Fexofenadine, the active metabolite of terfenadine, is not significantly metabolised by CYP isoenzymes, but has been shown to interact with transporters such as OATP and/or P-gp. Pharmacokinetic studies have demonstrated elevated blood concentrations of fexofenadine in volunteers coadministered fexofenadine and erythromycin, or fexofenadine and ketoconazole. A preliminary human study showed that grapefruit juice significantly decreased the bioavailability of orally administered fexofenadine. Thus, even drugs that do not undergo oxidative metabolism via CYP may have their plasma concentrations changed by other mechanisms such as those that act through P-gp or OATP. The clinical significance of these findings needs further investigation.
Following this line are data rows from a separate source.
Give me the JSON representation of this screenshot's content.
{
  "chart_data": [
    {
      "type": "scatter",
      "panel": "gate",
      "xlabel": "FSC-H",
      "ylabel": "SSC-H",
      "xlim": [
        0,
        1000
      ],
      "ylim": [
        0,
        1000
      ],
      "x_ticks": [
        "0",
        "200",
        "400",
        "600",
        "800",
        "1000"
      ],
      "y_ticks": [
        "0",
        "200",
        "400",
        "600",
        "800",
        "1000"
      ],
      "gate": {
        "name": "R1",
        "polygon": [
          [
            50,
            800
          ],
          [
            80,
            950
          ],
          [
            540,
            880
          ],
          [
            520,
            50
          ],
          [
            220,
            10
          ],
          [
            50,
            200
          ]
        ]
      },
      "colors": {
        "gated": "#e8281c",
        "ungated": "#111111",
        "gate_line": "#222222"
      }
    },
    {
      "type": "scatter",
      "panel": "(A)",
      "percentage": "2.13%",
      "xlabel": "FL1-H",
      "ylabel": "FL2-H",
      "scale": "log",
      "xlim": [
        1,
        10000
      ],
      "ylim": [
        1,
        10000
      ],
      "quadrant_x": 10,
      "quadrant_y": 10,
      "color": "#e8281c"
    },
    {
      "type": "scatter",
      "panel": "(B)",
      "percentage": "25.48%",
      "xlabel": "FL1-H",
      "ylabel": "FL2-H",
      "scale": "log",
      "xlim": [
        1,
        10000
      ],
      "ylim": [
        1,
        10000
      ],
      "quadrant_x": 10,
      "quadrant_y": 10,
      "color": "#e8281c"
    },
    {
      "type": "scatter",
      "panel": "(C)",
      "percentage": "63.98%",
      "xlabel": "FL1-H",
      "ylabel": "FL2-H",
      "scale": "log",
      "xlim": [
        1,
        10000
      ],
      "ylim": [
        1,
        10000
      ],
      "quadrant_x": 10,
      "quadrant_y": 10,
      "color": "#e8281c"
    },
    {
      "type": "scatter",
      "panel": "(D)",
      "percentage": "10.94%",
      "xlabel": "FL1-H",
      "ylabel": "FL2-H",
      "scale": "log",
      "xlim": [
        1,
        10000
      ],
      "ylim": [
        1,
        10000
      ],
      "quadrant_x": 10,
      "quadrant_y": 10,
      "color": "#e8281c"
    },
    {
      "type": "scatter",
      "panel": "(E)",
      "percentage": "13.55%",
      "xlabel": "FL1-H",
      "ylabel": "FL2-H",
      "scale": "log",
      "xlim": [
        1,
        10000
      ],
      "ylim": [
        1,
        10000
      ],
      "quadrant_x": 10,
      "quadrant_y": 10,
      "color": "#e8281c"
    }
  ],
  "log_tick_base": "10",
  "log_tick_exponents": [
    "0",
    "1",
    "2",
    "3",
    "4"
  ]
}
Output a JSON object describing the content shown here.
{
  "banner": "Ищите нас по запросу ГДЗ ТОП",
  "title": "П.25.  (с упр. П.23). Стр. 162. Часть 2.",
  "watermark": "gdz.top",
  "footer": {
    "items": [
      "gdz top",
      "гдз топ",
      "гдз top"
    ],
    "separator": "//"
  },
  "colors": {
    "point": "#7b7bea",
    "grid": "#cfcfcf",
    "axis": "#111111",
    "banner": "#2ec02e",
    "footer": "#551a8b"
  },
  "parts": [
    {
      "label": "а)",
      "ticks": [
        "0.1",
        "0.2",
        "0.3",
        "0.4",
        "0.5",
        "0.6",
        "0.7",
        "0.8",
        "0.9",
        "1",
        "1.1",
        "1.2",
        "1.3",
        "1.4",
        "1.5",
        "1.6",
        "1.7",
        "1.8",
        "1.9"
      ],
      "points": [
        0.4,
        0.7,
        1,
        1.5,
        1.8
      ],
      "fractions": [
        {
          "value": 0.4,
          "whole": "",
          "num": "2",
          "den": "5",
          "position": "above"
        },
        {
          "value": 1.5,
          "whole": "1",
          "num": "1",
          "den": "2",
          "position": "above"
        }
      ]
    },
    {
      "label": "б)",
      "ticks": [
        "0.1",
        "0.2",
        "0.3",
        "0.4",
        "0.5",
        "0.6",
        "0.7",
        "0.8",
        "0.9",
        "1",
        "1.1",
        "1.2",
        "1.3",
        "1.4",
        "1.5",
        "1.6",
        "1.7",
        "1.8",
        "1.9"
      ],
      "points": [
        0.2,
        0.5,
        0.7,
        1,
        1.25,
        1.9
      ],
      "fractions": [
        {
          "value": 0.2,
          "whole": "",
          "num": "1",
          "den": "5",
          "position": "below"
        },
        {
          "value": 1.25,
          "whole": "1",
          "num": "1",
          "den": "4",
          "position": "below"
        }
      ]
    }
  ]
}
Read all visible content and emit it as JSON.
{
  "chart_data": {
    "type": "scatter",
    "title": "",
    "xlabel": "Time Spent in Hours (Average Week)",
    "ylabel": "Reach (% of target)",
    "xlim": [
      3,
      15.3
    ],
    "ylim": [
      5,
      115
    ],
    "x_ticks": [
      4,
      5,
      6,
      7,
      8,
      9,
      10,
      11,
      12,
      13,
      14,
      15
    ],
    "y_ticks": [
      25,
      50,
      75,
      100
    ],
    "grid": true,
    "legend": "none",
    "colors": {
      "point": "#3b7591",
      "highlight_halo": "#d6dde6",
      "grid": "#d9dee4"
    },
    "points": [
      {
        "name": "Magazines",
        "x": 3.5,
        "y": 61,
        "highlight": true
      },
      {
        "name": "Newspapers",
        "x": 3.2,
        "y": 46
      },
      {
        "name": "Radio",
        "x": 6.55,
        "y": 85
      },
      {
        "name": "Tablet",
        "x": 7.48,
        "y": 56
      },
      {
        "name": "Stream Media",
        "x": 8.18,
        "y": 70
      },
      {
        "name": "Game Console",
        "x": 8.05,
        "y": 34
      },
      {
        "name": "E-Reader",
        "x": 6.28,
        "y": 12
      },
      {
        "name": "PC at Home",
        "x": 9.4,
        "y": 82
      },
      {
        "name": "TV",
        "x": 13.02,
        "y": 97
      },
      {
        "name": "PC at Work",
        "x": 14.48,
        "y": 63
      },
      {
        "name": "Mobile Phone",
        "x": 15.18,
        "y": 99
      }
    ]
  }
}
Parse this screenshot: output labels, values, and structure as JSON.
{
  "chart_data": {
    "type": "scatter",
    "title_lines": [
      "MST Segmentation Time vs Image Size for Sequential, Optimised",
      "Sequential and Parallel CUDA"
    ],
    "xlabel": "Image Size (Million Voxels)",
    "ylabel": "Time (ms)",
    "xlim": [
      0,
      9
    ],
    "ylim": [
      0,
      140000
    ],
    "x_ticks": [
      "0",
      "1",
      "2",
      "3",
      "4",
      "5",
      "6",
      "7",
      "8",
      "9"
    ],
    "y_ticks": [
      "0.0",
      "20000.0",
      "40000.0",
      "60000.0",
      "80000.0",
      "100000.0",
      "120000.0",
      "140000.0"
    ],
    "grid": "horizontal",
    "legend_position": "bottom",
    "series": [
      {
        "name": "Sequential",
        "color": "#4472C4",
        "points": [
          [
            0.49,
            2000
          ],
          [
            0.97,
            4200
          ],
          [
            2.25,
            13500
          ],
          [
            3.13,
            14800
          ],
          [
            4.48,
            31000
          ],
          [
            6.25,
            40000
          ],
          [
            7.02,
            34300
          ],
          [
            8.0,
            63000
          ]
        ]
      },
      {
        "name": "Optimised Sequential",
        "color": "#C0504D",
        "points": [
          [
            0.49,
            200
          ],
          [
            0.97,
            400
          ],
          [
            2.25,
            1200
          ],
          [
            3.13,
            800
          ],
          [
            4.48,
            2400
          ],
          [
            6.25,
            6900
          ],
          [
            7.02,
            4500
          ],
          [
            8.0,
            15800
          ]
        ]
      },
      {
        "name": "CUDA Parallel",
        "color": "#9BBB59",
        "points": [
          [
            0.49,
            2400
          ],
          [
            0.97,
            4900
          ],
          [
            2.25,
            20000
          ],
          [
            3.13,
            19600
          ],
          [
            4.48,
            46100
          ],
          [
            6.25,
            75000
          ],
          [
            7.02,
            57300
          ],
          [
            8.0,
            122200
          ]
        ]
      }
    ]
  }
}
However, control of antihistamine bioavailability by P-gp and OATP is not a class effect for H1-receptor antagonists. For example, the bioavailability of desloratadine, a new H1-receptor antagonist, was unaltered by coadministration of erythromycin, ketoconazole or grapefruit juice, according to preliminary reports. These data are consistent with minimal interaction of desloratadine with P-gp or OATP.

Northward Carolina hospitals

Thursday, January 24th, 2008

Justice
Musher, MD, an infectious disease expert and head of infectious
diseases at Metropolis Veterans Concern Medical Shopping center in
Texas and a professor of penalty at the Baylor Complex of Medicinal
drug, said the rate of CA-CDAD in the written report raises the
supplying of dissemination infections in the global organization.

He
added that while the piece of music did not find PPIs to be a risk
section for developing CA-CDAD, several other studies have found that
link.

“I think they [PPIs] are implicated,” said Dr.
Musher. “All the studies in hospitals have found a distinct family relationship with using [PPIs and developing CDAD].”

In a related piece, vancomycin was found to be scrapper to metronidazole for the discourse of severe CDAD.
Tending disorder with metronidazole in more difficult cases prompted the acquisition.

In the prospective, randomized, double-blind, placebo-controlled tryout,
172 patients took either 125 mg of vancomycin solvent by spokesperson 4
prison term daily and a vesper slab, or a 250-mg lozenge of
metronidazole by eater and a vesper liquid state.
Subjects included had at least 3 loose stools daily and were adjective
for toxin A or B of C difficile in the seat or pseudomembranous colitis (PMC) on endoscopy.
A sum of 150 patients completed the proceeding.
Other subjects who did not complete the immersion after randomization
included those who died prior to completing 3 days of attention (n =
8), were noncompliant with therapy (n = 4), were intolerant of therapy
(n = 3), or were lost to follow-up (n = 7).

Investigators
defined severe CDAD as admission price to the a healthcare facility
intensive care unit, PMC on endoscopy, or 2 of the hoi polloi
characteristics: somatic sensation exceeding 101° F, albumin grade less
than 2.5 mg/dL, White pedigree nobleman greater than 15,000, and age 60
time period or older.
Cure of CDAD was defined as diarrhea document within 6 days, lasting
through 10 days of therapy.

Of the 69 severe cases, 30 (97%) of 31 patients receiving vancomycin and
29 (76%) of 38 patients receiving metronidazole achieved cure (P = .02).
Relapse, defined as CDAD recurrence within 3 weeks of completing
therapy after cure, occurred in 3 (10%) of 30 patients receiving
vancomycin and 6 (21%) of 29 patients receiving metronidazole (P = .30).